Turn timeline (async dispatch):

 Turn 1:  Agent ──► web_crawl.dispatch() ──► "job_id: abc" ──► inference ──► response
                     [non-blocking, 1ms]                                      "I've started the crawl,
                                                                               I'll report back."
          ───── background ─────────────────────────────────────────────────────────────
                    web_crawl runs for 8 seconds in background

 Turn 2:  Agent ──► web_crawl.poll(job_id) ──► results ──► inference ──► response
                     [ready, 2ms]                                          "Here's what I found…"

Async works best when:

The tool takes more than ~2 seconds
The user doesn't need to wait for the result before getting a response
Results can be used in a follow-up turn or surfaced via webhook

Decision matrix

Criterion	Use batching	Use async	Use neither
Execution time	Fast (<500ms)	Slow (>2s)	Any — if sequential
Dependencies between calls	None	None	Output feeds next call
User needs immediate result	Yes	No	Yes
Multiple calls in one turn	Yes	No	No
Tool is idempotent / retriable	Recommended	Required	Optional
Side effects (writes, sends)	Safe if idempotent	Avoid	OK

Performance profiles

Configuration	Turn latency	Throughput	UX
No batching, no async	High (sum of all tools)	Low	User waits for everything
Batching only	Medium (max of batch)	Medium	User waits for longest tool
Async only	Low (dispatch is instant)	High	User gets immediate response, waits for follow-up
Batching + async	Low	High	Best for mixed fast/slow tool workloads

Configuring batching

yaml

tools:
  batching:
    enabled: true
    maxBatchSize: 8
    maxWaitMs: 50

See Batching for the full config reference and tool-level overrides.

Configuring async dispatch

yaml

# Mark a tool as async in astra.yml
tools:
  - id: web_crawl
    async: true
    pollIntervalMs: 2000     # agent polls every 2s on follow-up turns
    timeoutMs: 120000        # job expires after 2 minutes if not polled

See Async Dispatch for job lifecycle, polling, and webhook delivery.

Choosing per tool

javascript

// Pseudocode: how to decide at agent-config level
const toolConfig = {
  // Use batching: multiple independent reads in the same turn
  "file_read":    { batchable: true },
  "db_query":     { batchable: true },
  "memory_read":  { batchable: true },

  // Use async dispatch: long-running, non-blocking work
  "web_crawl":    { async: true, timeoutMs: 60000 },
  "code_index":   { async: true, timeoutMs: 300000 },
  "report_gen":   { async: true, timeoutMs: 120000 },

  // Use neither: fast, sequential, stateful
  "shell_exec":   { batchable: false, async: false },
  "file_write":   { batchable: false, async: false },
}

Using both together

A single turn can use both mechanisms simultaneously.

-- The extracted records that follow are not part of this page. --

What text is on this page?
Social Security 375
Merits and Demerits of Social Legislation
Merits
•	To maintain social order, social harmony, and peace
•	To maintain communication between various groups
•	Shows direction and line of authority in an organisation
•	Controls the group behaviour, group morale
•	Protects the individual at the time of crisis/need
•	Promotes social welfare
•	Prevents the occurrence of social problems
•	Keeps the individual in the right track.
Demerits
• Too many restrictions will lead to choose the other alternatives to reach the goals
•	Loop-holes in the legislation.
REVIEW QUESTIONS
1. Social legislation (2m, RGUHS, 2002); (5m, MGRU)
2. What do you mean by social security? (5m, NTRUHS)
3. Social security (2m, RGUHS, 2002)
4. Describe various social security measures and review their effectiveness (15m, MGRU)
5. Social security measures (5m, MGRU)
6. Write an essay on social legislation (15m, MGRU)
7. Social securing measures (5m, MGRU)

For example, an agent doing research might:

Batch three fast memory_read calls (parallel, results used immediately).
Dispatch one async web_crawl job for deep research (non-blocking).
Respond to the user with the memory results plus a note that the crawl is running.
On the next turn, poll the crawl job and synthesize the full result.

This pattern — batch fast tools, async slow tools — is the highest-performance configuration for research and data-heavy agents.